Но тут Гаврюшка заверещала так, что у меня зазвенело в ушах. Для нее это было совсем не характерно, и я слегка испугался. Все смотрели в полном ужасе мимо меня, по всей видимости, на нечто кошмарное. Прямо за своей спиной я услышал бренчание какого-то железа, и по моему телу пошли мурашки. Я не сразу решил: лучше ли принимать смерть затылком или лицом, но потом все же повернул окаменевшую шею и увидел… самого Мирона.
Узнать его, правда, было нелегко. Он был еще чернее, чем прежде, и зачем-то обвесился с ног до головы всякой кухонной утварью. На макушке у него красовалась кастрюля, которая вполне могла приглянуться Васильку. Поймав мой взгляд, он улыбнулся неожиданно белозубым ртом, поднял руки и сказал: «Бу!» Ребята заорали.
– Да прекратите вы! – закричал я, в свою очередь. – Я знаю его!
Воцарилась неуверенная тишина.
– Это мальчик, который живет в выгоревшей квартире, той, что напротив нашей. Я только собирался рассказать вам о нем, но он немного предупредил события… – Я снова обернулся к Мирону, все еще стоящему с поднятыми руками. – Что это с тобой? – шикнул я грозно.
Мирон пожал плечами и наконец перестал кривляться.
– Хотел повеселить вас, – бодро отозвался он. – Первая встреча все-таки должна быть запоминающейся, я считаю.
– Я вообще не испугался! – заявил Василек, смотревший на Мирона, как на прекрасного пришельца из иного мира.
Я пригласил горе-привидение в наш круг, и Мирон гордо прошастал вокруг дивана, бренча и звеня вилками, ложками и прочей мишурой, и уселся между мной и Васильком, который отпрыгнул к краю, не сводя глаз со своего нового идола.
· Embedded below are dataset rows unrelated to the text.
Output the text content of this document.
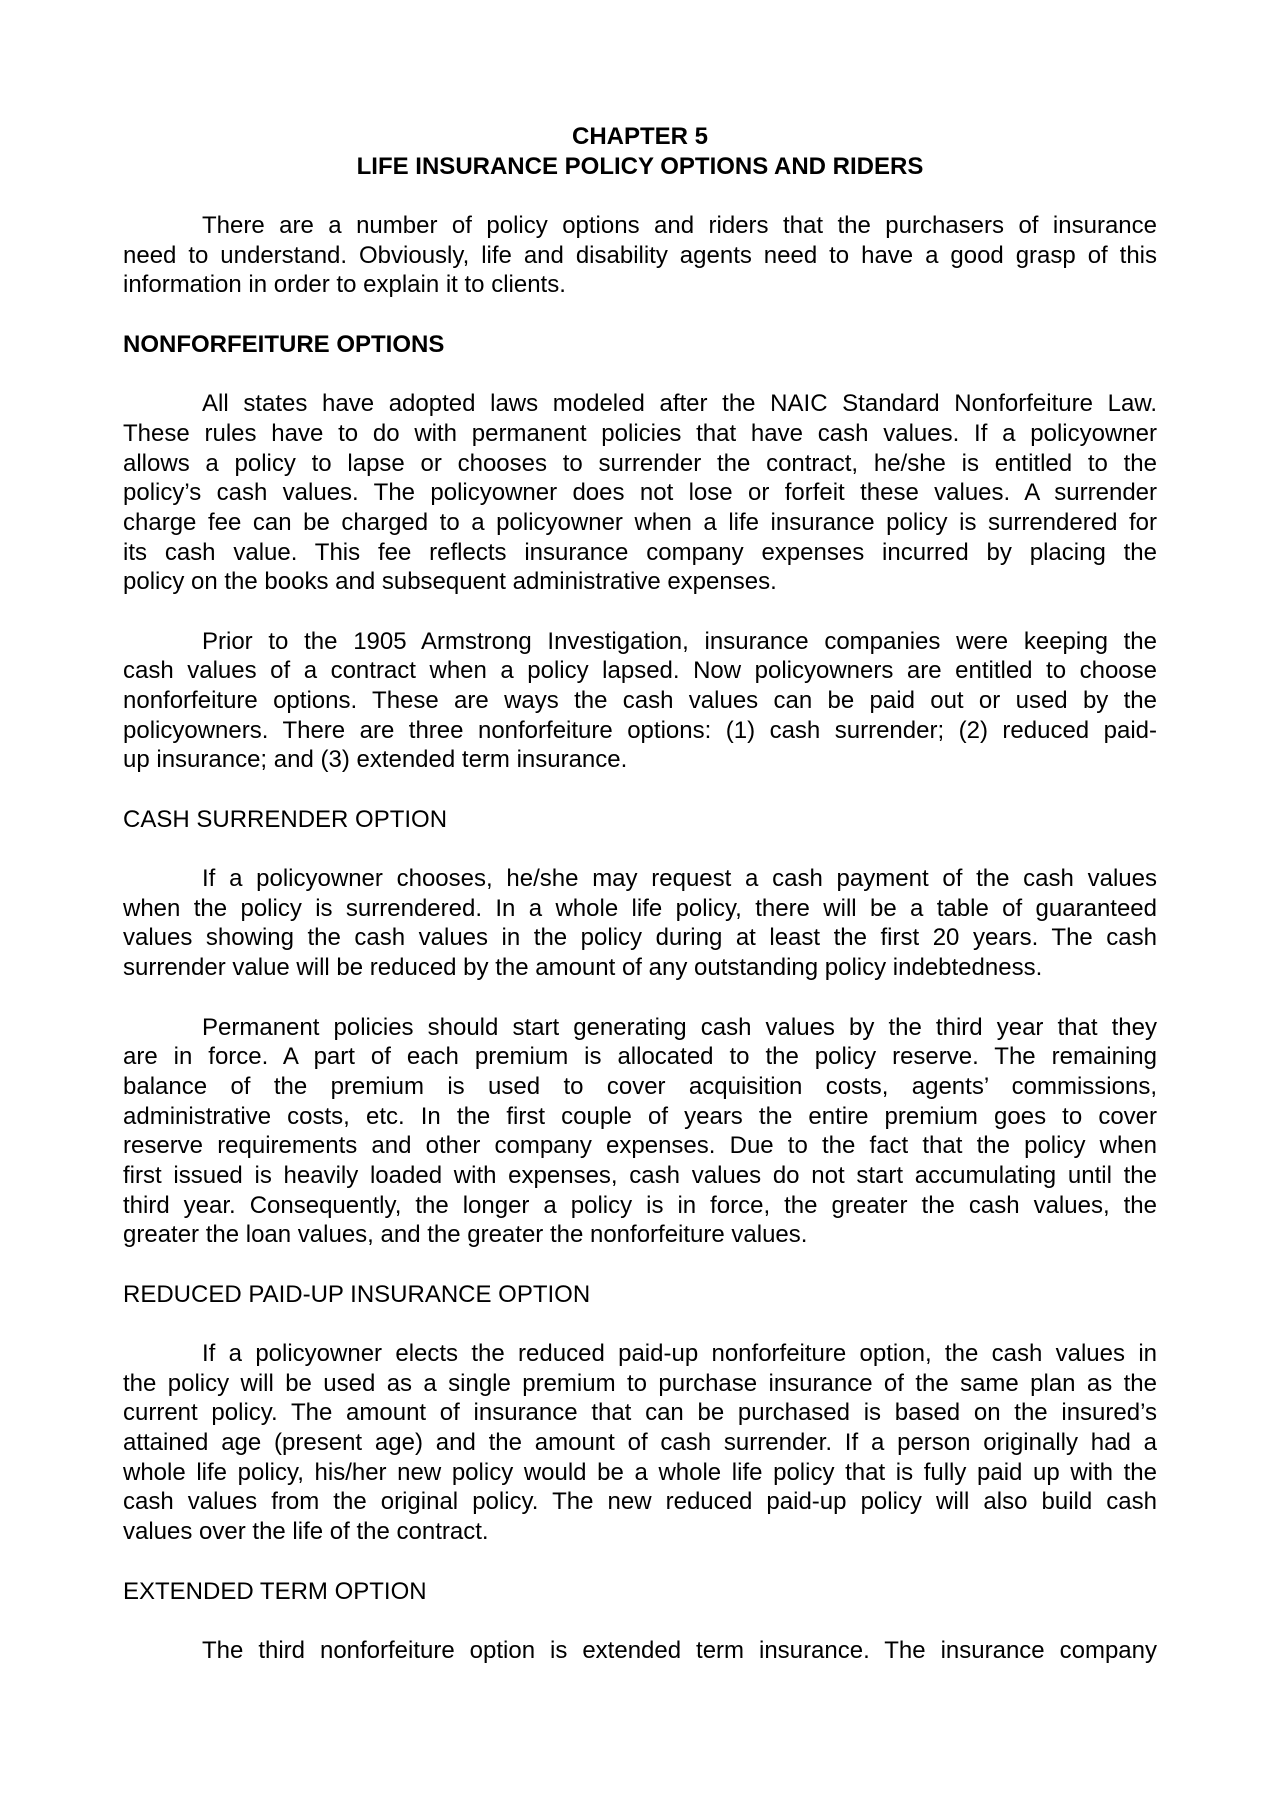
CHAPTER 5

LIFE INSURANCE POLICY OPTIONS AND RIDERS

There are a number of policy options and riders that the purchasers of insurance
need to understand. Obviously, life and disability agents need to have a good grasp of this
information in order to explain it to clients.
NONFORFEITURE OPTIONS
All states have adopted laws modeled after the NAIC Standard Nonforfeiture Law.
These rules have to do with permanent policies that have cash values. If a policyowner
allows a policy to lapse or chooses to surrender the contract, he/she is entitled to the
policy’s cash values. The policyowner does not lose or forfeit these values. A surrender
charge fee can be charged to a policyowner when a life insurance policy is surrendered for
its cash value. This fee reflects insurance company expenses incurred by placing the
policy on the books and subsequent administrative expenses.
Prior to the 1905 Armstrong Investigation, insurance companies were keeping the
cash values of a contract when a policy lapsed. Now policyowners are entitled to choose
nonforfeiture options. These are ways the cash values can be paid out or used by the
policyowners. There are three nonforfeiture options: (1) cash surrender; (2) reduced paid-
up insurance; and (3) extended term insurance.
CASH SURRENDER OPTION
If a policyowner chooses, he/she may request a cash payment of the cash values
when the policy is surrendered. In a whole life policy, there will be a table of guaranteed
values showing the cash values in the policy during at least the first 20 years. The cash
surrender value will be reduced by the amount of any outstanding policy indebtedness.
Permanent policies should start generating cash values by the third year that they
are in force. A part of each premium is allocated to the policy reserve. The remaining
balance of the premium is used to cover acquisition costs, agents’ commissions,
administrative costs, etc. In the first couple of years the entire premium goes to cover
reserve requirements and other company expenses. Due to the fact that the policy when
first issued is heavily loaded with expenses, cash values do not start accumulating until the
third year. Consequently, the longer a policy is in force, the greater the cash values, the
greater the loan values, and the greater the nonforfeiture values.
REDUCED PAID-UP INSURANCE OPTION
If a policyowner elects the reduced paid-up nonforfeiture option, the cash values in
the policy will be used as a single premium to purchase insurance of the same plan as the
current policy. The amount of insurance that can be purchased is based on the insured’s
attained age (present age) and the amount of cash surrender. If a person originally had a
whole life policy, his/her new policy would be a whole life policy that is fully paid up with the
cash values from the original policy. The new reduced paid-up policy will also build cash
values over the life of the contract.
EXTENDED TERM OPTION
The third nonforfeiture option is extended term insurance. The insurance company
Гаврюшка хмурилась, но зато даже всеведущий и вечно спокойный Тимофей заинтересовался необычным гостем.
– А у нас похожие имена! – с неудержимой радостью выпалил Макарон.
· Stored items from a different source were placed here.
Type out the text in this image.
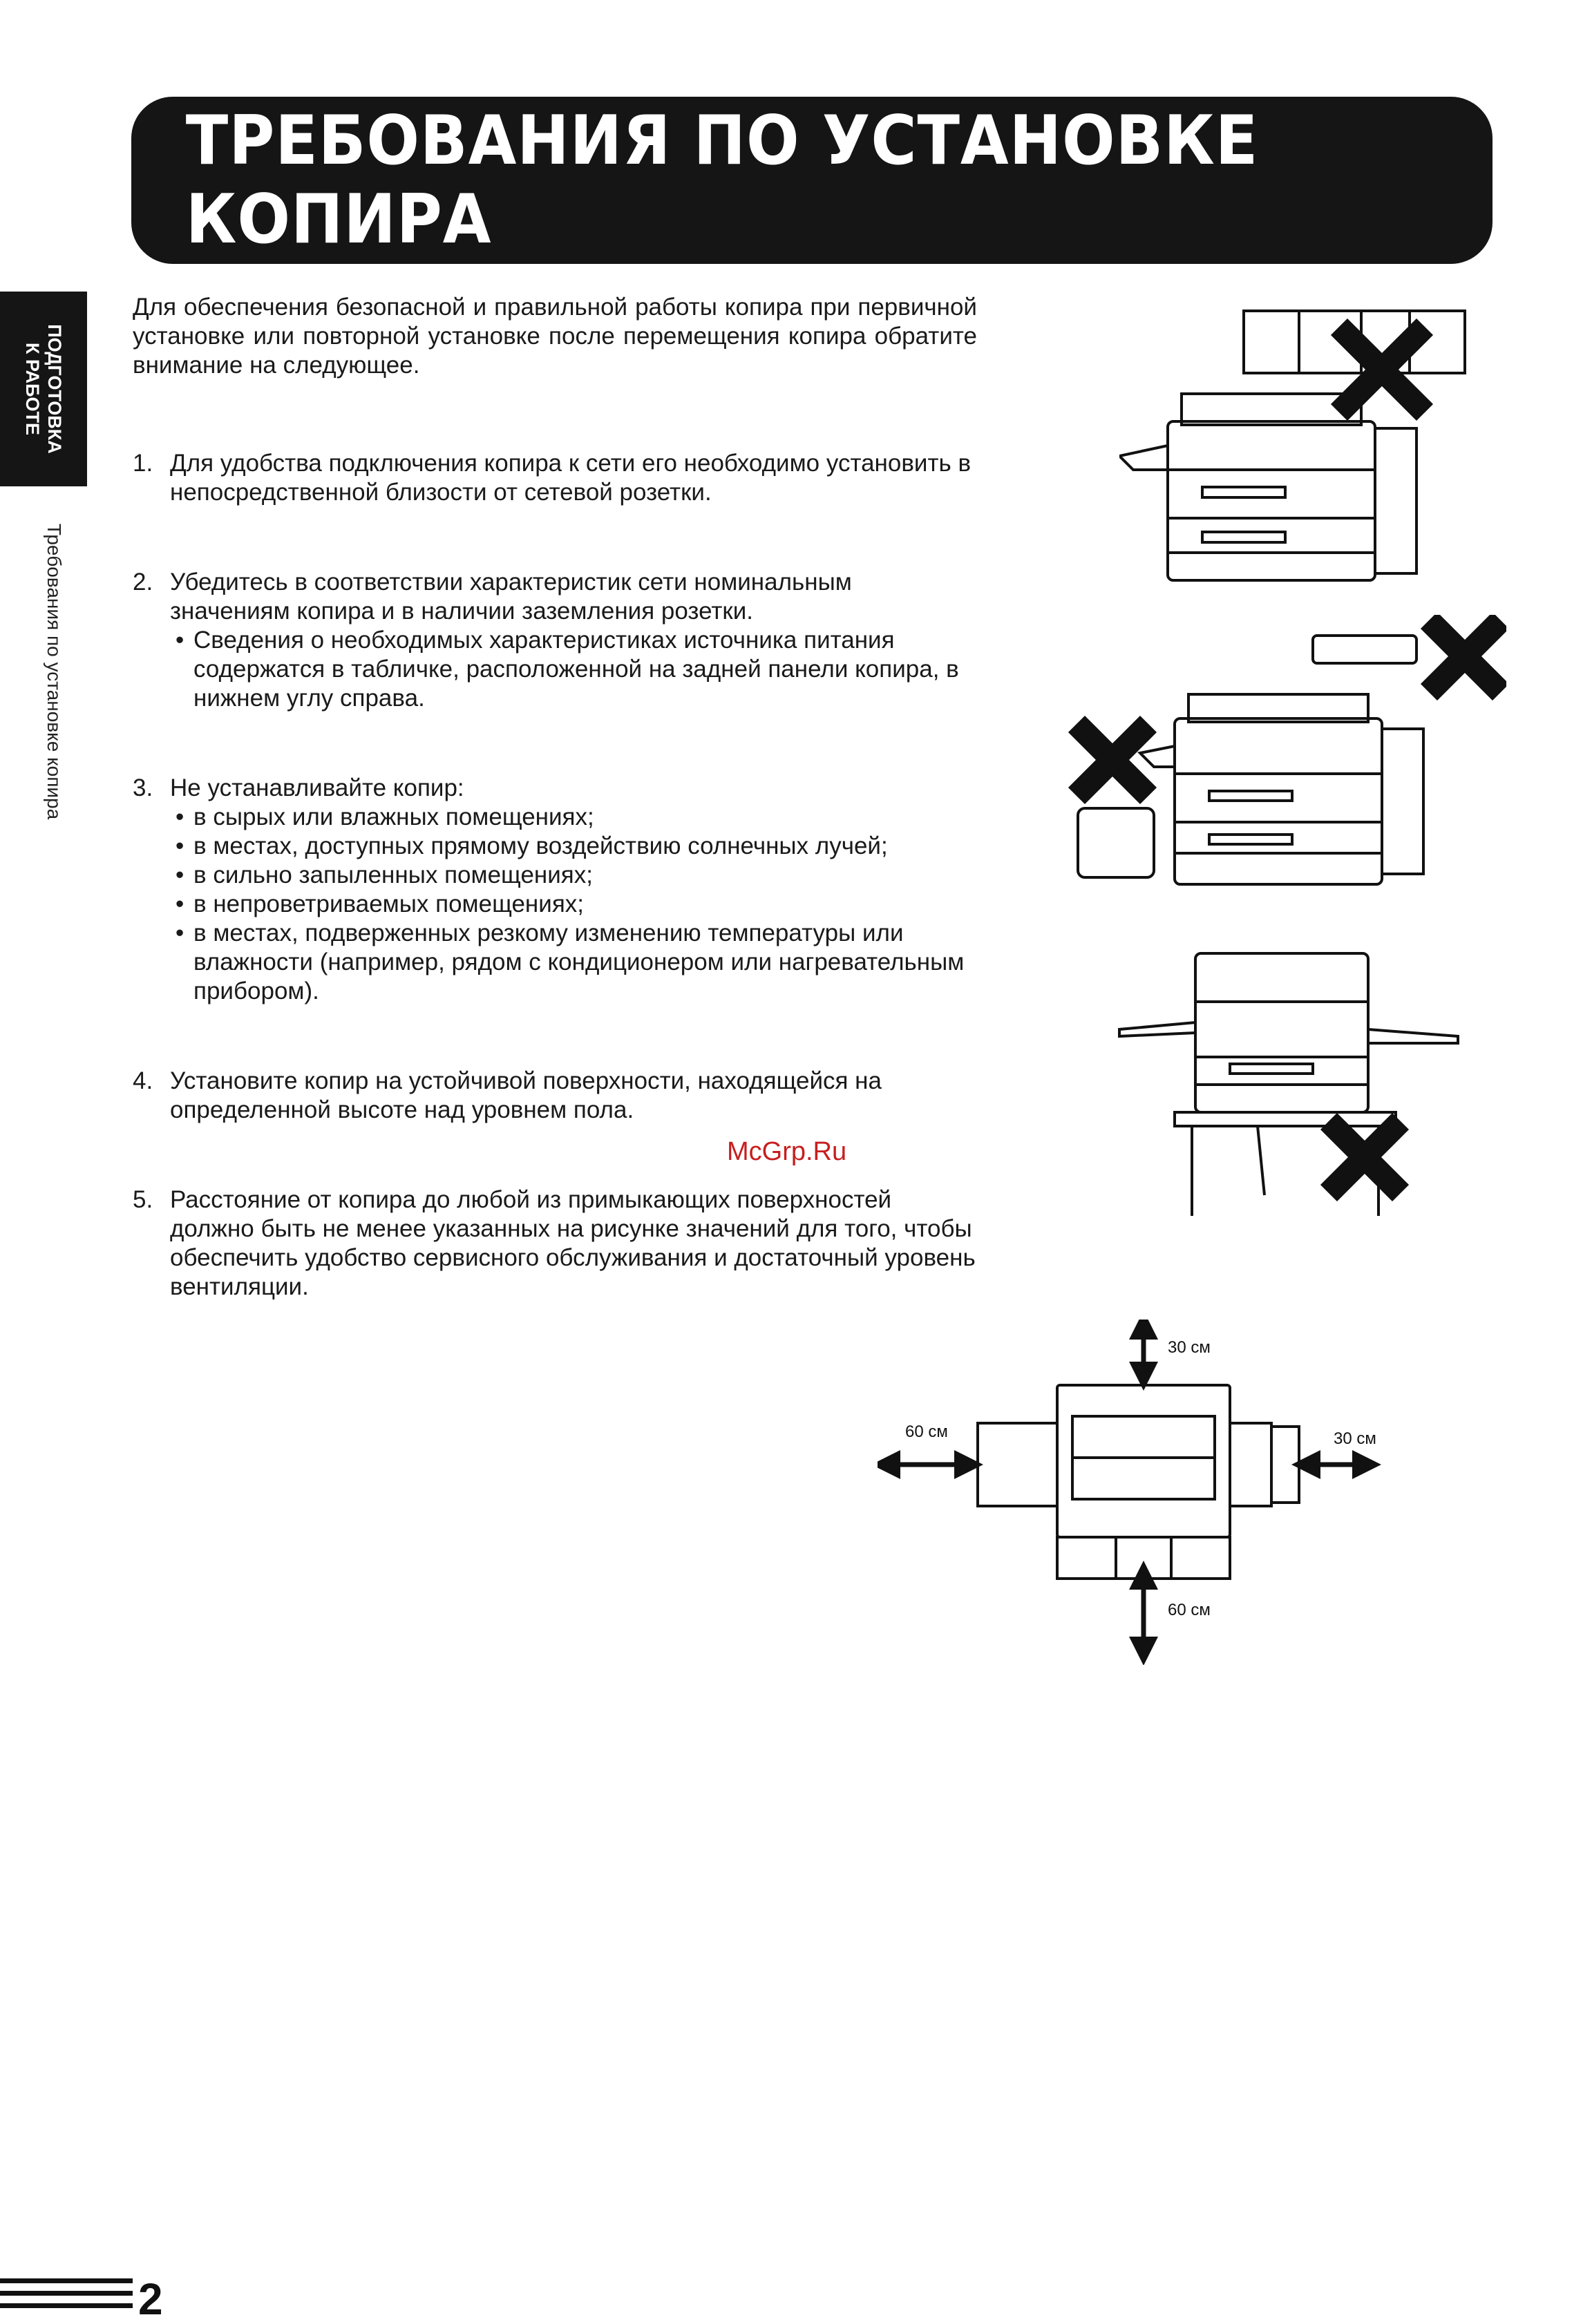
ТРЕБОВАНИЯ ПО УСТАНОВКЕ КОПИРА
ПОДГОТОВКА
К РАБОТЕ
Требования по установке копира

Для обеспечения безопасной и правильной работы копира при первичной установке или повторной установке после перемещения копира обратите внимание на следующее.

1. Для удобства подключения копира к сети его необходимо установить в непосредственной близости от сетевой розетки.
2. Убедитесь в соответствии характеристик сети номинальным значениям копира и в наличии заземления розетки.
• Сведения о необходимых характеристиках источника питания содержатся в табличке, расположенной на задней панели копира, в нижнем углу справа.
3. Не устанавливайте копир:
• в сырых или влажных помещениях;
• в местах, доступных прямому воздействию солнечных лучей;
• в сильно запыленных помещениях;
• в непроветриваемых помещениях;
• в местах, подверженных резкому изменению температуры или влажности (например, рядом с кондиционером или нагревательным прибором).
4. Установите копир на устойчивой поверхности, находящейся на определенной высоте над уровнем пола.
5. Расстояние от копира до любой из примыкающих поверхностей должно быть не менее указанных на рисунке значений для того, чтобы обеспечить удобство сервисного обслуживания и достаточный уровень вентиляции.
McGrp.Ru
30 см
60 см	30 см
60 см
2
– Ага, только мое имя действительно существует, а твое придумала мамаша, наверное, при варке лапши, – кивнул Мирон.
Макарон сразу поник.
Мирон неторопливо снял одну из вилок со своего одеяния, запустил руку за пазуху, достал оттуда сосиску, насадил ее как на шампур и протянул к нашему подсвечнику. Гаврюшка громко фыркнула. Я почесал голову. С одной стороны, это было как-то нехорошо и опасно, но – с другой не хотелось занудствовать. Мирон спокойно пожарил сосиску и смачно укусил ее. По угольному подбородку потекло несколько струек сока, оставляя светлые полосы.
– И долго ты уже живешь в этой печке? – холодно поинтересовалась Гаврюшка со сдвинутыми бровями.
– Да, долго, – ответил Мирон с полным ртом и ткнул в нее вилкой. – Хочешь тоже?
Гаврюшка насупилась еще больше и отвела взгляд.